The iOS-ification of hardware
It’s been an interesting week. Apple announced some new Macbook Pros and everybody’s unhappy in the Apple blogosphere – something I wasn’t sure could happen anymore. Just look at Michael Tsai’ roundup and be amazed. All those people unhappy because they finally realized Apple doesn’t care about “pro” users. Apple effectively made a new version of the MacBook Air, but called it “Pro” and that’s obviously not a great move.
It’s not a great move because it means a lot of compromises. A shitty keyboard. Mediocre specs. No useful ports. Some people are getting into the wrong debate, discussing how Apple designs for the future, but the reality is different. Will DSLRs use USB-C keys to store photos? Will network switches use USB-C for connections? What kind of future has Apple in mind where you won’t need adapters and dongles to efficiently transfer gigantic RAW pictures onto your NAS or other safe storage?
The truth is that this has been coming for a long time. This is a company that killed their pro-sumer photo editing software Aperture and replaced it with the family-friendly Photos. The company that crushed their pro video editing software into Final Cut Pro X and only looked back when petitions grew big. The company that is, slowly, inexorably, removing or hiding pieces of macOS’s underlying Unix system. The company that, over the years, removed the ability of customers to hack their own machines, whether it’s just replacing the battery or RAM or hard-drive in a notebook, or more important upgrades like replacing the CPU or GPU in a desktop machines.

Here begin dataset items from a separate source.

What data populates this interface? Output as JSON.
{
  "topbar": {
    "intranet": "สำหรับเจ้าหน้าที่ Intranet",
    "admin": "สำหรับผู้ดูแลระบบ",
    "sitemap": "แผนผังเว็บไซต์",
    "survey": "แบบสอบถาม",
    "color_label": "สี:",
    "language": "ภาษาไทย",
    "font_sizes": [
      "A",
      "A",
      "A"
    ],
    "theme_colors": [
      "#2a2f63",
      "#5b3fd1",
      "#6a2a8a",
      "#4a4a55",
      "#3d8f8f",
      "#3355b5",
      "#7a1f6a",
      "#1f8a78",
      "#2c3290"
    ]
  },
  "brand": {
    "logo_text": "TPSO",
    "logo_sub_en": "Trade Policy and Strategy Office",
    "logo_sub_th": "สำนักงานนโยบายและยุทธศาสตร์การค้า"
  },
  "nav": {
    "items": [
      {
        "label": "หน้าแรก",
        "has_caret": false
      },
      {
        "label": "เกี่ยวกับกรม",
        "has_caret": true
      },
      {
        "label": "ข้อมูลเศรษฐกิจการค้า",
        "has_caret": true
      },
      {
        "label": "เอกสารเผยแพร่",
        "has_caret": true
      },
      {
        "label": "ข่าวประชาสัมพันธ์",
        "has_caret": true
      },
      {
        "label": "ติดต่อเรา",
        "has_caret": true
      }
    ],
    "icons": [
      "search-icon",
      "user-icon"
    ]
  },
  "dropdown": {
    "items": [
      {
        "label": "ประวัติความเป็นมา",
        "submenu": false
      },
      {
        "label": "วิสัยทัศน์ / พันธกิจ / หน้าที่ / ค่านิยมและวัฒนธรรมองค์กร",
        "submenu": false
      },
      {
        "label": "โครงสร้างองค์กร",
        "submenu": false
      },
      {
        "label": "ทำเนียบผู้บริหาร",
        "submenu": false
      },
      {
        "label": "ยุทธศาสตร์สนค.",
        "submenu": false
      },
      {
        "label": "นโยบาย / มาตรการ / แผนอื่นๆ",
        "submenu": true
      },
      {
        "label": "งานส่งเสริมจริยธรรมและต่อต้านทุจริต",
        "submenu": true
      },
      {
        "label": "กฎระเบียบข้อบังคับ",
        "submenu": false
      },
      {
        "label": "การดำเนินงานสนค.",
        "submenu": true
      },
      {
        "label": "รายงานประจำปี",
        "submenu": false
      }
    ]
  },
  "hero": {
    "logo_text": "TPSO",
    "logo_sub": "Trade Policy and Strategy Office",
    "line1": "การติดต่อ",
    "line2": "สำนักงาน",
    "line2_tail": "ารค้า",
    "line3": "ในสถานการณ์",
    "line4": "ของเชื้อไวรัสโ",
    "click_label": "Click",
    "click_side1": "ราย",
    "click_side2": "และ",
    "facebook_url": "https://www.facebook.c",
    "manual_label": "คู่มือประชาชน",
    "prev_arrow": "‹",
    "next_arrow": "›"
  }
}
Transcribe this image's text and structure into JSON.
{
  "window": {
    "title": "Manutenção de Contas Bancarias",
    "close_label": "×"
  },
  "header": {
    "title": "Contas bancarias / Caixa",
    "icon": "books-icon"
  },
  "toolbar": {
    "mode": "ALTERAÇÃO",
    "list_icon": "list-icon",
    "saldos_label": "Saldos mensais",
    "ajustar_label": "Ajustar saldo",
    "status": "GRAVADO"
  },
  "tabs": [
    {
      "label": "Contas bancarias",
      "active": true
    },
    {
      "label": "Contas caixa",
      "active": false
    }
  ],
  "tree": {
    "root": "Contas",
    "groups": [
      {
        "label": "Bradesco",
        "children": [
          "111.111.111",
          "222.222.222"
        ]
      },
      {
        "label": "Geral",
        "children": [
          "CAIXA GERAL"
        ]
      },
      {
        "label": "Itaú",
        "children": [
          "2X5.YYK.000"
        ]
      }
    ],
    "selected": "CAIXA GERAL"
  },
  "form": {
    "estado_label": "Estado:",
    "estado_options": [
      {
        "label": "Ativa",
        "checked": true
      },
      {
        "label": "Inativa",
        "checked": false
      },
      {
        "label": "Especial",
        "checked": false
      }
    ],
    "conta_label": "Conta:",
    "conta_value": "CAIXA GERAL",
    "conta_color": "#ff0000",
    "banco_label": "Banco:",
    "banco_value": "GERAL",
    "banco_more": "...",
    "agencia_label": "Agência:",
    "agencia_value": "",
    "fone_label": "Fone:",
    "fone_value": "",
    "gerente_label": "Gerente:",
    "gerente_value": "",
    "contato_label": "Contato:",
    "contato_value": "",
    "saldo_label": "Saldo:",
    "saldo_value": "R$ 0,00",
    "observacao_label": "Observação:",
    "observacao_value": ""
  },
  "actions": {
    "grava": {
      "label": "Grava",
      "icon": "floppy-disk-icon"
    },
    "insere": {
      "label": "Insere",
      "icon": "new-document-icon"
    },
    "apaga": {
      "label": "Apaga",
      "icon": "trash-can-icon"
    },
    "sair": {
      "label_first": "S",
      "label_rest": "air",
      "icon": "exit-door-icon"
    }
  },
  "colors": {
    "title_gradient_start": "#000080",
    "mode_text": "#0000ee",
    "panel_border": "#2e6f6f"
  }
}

At first this was all dismissed as “reasonable” compromises because hey, look how sleek those Macs look and work compared to the competition… but more and more people started getting annoyed. And now maybe we’ve hit some kind of point of no return? I does look like the majority (or a much more vocal than previously minority) is saying “that’s enough”.
I wonder if it’s too late. Apple has made 1/6th of the keyboard into a touch screen, while the remaining keys are slowly disappearing into the frame – it’s a matter of time until that keyboard is so flat that they have no problem replacing it with a giant touch screen. Actually, hardware is becoming so integrated that I wouldn’t be surprised if next year they were announcing a yearly subscription for MacBooks, similar to the one for iPhones. You were licensing your media, and then you were licensing your software – soon you’ll be licensing your hardware. And all the while they’ll continue their (timid, for now) attempts at hiding the file-system from users. Phil Schiller may say now that they will never merge macOS and iOS together but that doesn’t mean they can’t replicate the iPhone’s success formula with Macs… and it wouldn’t be the first time an Apple exec (or any exec for that matter) flat out lied about something they were doing.
I wonder if it’s too late. Even Microsoft is doing Apple-ish stuff. Their new Surface Studio looks amazing, but instead of being a monitor you plug into a computer you can replace or upgrade, it’s an all-in-one, tightly integrated system. Either you’re rich, or you learn to live with the same specs for 6 years.
I wonder if it’s too late. Tim Cook thinks you can replace PCs with iOS devices, and that the iPad Pro is the “future of personal computing”. Sure, he’s probably talking about the average, mass-market customer here, but that tells you all you need to know about where Apple’s focus is. Apple’s focus is not on the million-dollar markets anymore. It’s on the billion-dollar ones. They’ve tasted absolute power and boy how did it absolutely taste neat.
I wonder what Apple programmers will have on their desk in 5 years… Maybe that’s what will keep Apple in check eventually – can they build software and cloud services on average consumer hardware?